Adivinhação rima com ciência?
Luciano Siqueira
Desde priscas eras seres humanos de diferentes culturas perseguem o desejo de prever o futuro. Seria uma beleza. Quem sabe pudéssemos evitar catástrofes – ou melhor nos prepararmos para enfrenta-las -, saber antecipadamente o time campeão em torneio duramente disputado e mesmo a sorte no amor.
De vez em quando surge alguém que se diz dotado de premonição, que não é exatamente a capacidade de adivinhar, mas chega perto; serve para “ler” em fatos fortuitos o “sinal” de que algo pode acontecer. E se o dito cujo estiver envolto numa aura de misticismo ou excentricidade, aí é que a coisa pega.

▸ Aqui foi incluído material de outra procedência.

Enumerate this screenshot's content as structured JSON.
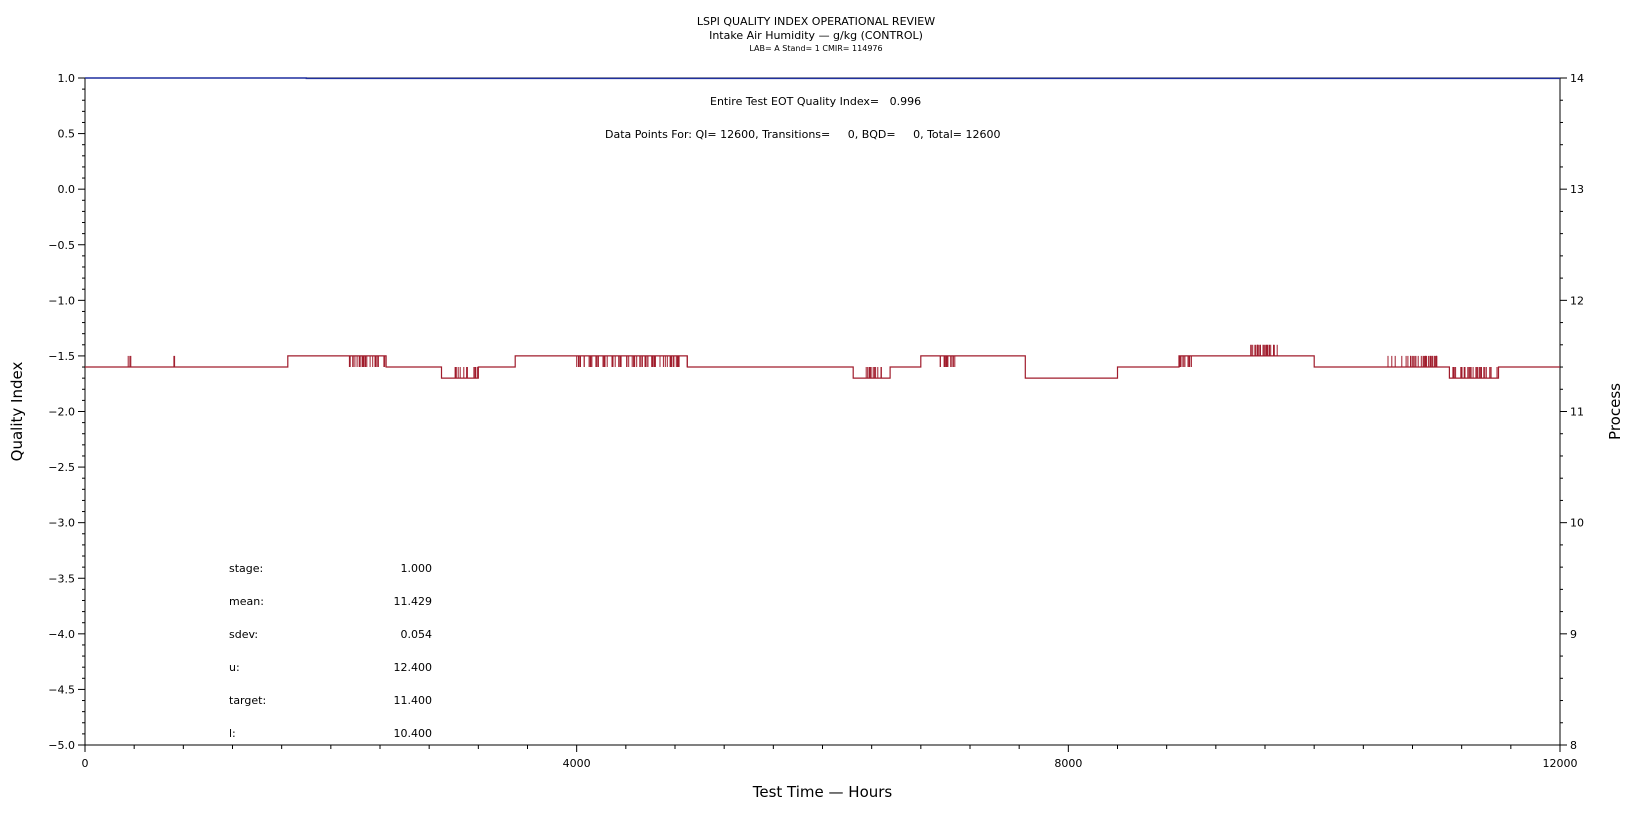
{
  "chart_data": {
    "type": "line",
    "title": "LSPI QUALITY INDEX OPERATIONAL REVIEW",
    "subtitle": "Intake Air Humidity — g/kg (CONTROL)",
    "subtitle2": "LAB= A Stand= 1 CMIR= 114976",
    "xlabel": "Test Time — Hours",
    "ylabel": "Quality Index",
    "y2label": "Process",
    "xlim": [
      0,
      12000
    ],
    "ylim": [
      -5.0,
      1.0
    ],
    "y2lim": [
      8,
      14
    ],
    "x_ticks": [
      "0",
      "4000",
      "8000",
      "12000"
    ],
    "x_tick_values": [
      0,
      4000,
      8000,
      12000
    ],
    "y_ticks": [
      "1.0",
      "0.5",
      "0.0",
      "−0.5",
      "−1.0",
      "−1.5",
      "−2.0",
      "−2.5",
      "−3.0",
      "−3.5",
      "−4.0",
      "−4.5",
      "−5.0"
    ],
    "y_tick_values": [
      1.0,
      0.5,
      0.0,
      -0.5,
      -1.0,
      -1.5,
      -2.0,
      -2.5,
      -3.0,
      -3.5,
      -4.0,
      -4.5,
      -5.0
    ],
    "y2_ticks": [
      "14",
      "13",
      "12",
      "11",
      "10",
      "9",
      "8"
    ],
    "y2_tick_values": [
      14,
      13,
      12,
      11,
      10,
      9,
      8
    ],
    "annotations": {
      "eot": "Entire Test EOT Quality Index=   0.996",
      "points": "Data Points For: QI= 12600, Transitions=     0, BQD=     0, Total= 12600"
    },
    "stats": [
      {
        "label": "stage:",
        "value": "1.000"
      },
      {
        "label": "mean:",
        "value": "11.429"
      },
      {
        "label": "sdev:",
        "value": "0.054"
      },
      {
        "label": "u:",
        "value": "12.400"
      },
      {
        "label": "target:",
        "value": "11.400"
      },
      {
        "label": "l:",
        "value": "10.400"
      }
    ],
    "series": [
      {
        "axis": "left",
        "color": "#1f2f9f",
        "x": [
          0,
          1800,
          1800,
          12000
        ],
        "y": [
          1.0,
          1.0,
          0.996,
          0.996
        ]
      },
      {
        "axis": "right",
        "color": "#a01c2c",
        "baseline": 11.4,
        "segments": [
          {
            "x0": 1650,
            "x1": 2450,
            "y": 11.5
          },
          {
            "x0": 2900,
            "x1": 3200,
            "y": 11.3
          },
          {
            "x0": 3500,
            "x1": 4900,
            "y": 11.5
          },
          {
            "x0": 6250,
            "x1": 6550,
            "y": 11.3
          },
          {
            "x0": 6800,
            "x1": 7650,
            "y": 11.5
          },
          {
            "x0": 7650,
            "x1": 8400,
            "y": 11.3
          },
          {
            "x0": 8900,
            "x1": 9000,
            "y": 11.5
          },
          {
            "x0": 9000,
            "x1": 10000,
            "y": 11.5
          },
          {
            "x0": 11100,
            "x1": 11500,
            "y": 11.3
          }
        ],
        "spikes": [
          {
            "x0": 350,
            "x1": 380,
            "y": 11.5
          },
          {
            "x0": 720,
            "x1": 730,
            "y": 11.5
          },
          {
            "x0": 2150,
            "x1": 2480,
            "y": 11.4
          },
          {
            "x0": 3000,
            "x1": 3200,
            "y": 11.4
          },
          {
            "x0": 4000,
            "x1": 4900,
            "y": 11.4
          },
          {
            "x0": 6350,
            "x1": 6500,
            "y": 11.4
          },
          {
            "x0": 6950,
            "x1": 7100,
            "y": 11.4
          },
          {
            "x0": 8400,
            "x1": 8700,
            "y": 11.4
          },
          {
            "x0": 8900,
            "x1": 9000,
            "y": 11.4
          },
          {
            "x0": 9450,
            "x1": 9700,
            "y": 11.6
          },
          {
            "x0": 10600,
            "x1": 11000,
            "y": 11.5
          },
          {
            "x0": 11100,
            "x1": 11500,
            "y": 11.4
          }
        ]
      }
    ]
  }
}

Quando vivia clandestino, junto com Luci, no sertão das Alagoas, à época do regime militar, passou por nossa cidade, Santana do Ipanema, frei Damião. Tido como santo, desde o meio da madrugada a comandar procissões, tinha também a fama de “ler” o pensamento dos fiéis e antecipar o futuro. Pior: quem fosse ao confessionário e ocultasse algum pecado (não apenas atos, mas também maus pensamentos) pagaria caríssimo: repreensão em regra, em voz alta para que todos ouvissem, e a penitência de incontáveis Pai Nossos e Ave Marias.
Complicada essa coisa de adivinhar e prever. E polêmica. Um ex-professor de Harvard, hoje professor emérito de psicologia social da Universidade Cornell, em Nova York, Daryl J. Bem, divulgou artigo no prestigiado "Journal of Personality and Social Psychology" dando conta de um estudo feito com 1.100 voluntários que tentaram adivinhar o futuro. Percepção extrassensorial (PES) é o atributo desses voluntários, isto é, a capacidade de pressentir o que está para acontecer.
Causou a maior balbúrdia. Cientistas de diversos naipes protestaram veementemente contra o que lhes parece ser a vulgarização da ciência – eufemismo para charlatanice. Ou as duas coisas, pois os tais voluntários fizeram mesmo foi dar palpites sobre se uma fotografia vai aparecer do lado esquerdo ou direito da tela do computador ou descobrir onde está a imagem erótica (sic). Quem acertou mais vezes ganhou o status de dotado de premonição.
Sei não, o problema foge em muito à minha compreensão, mas que valeria a pena selecionar uma turma dessas e submete-la a uma agenda de previsões de acontecimentos importantes para a vida de todos nós. Numa lista se anotaria as coisas boas que estão para acontecer, noutra as coisas ruins. E se constituiria um fórum internacional destinado a indicar as providências necessárias que para vingassem só as boas, evitando-se ou amainando-se ao máximo possível as consequências das coisas ruins.
Mudaria algo? Muito pouco, talvez. O acirramento das contradições sociais, por exemplo, poderiam ser previstas – mas aí uns tratariam de aproveitá-las em favor da ruptura com status quo, enquanto outros cuidariam de preservar seus privilégios e interesses. Donde o polêmico pesquisador ianque poderia concluir: há premonição, sim; porém nada impede que a roda da História se mova.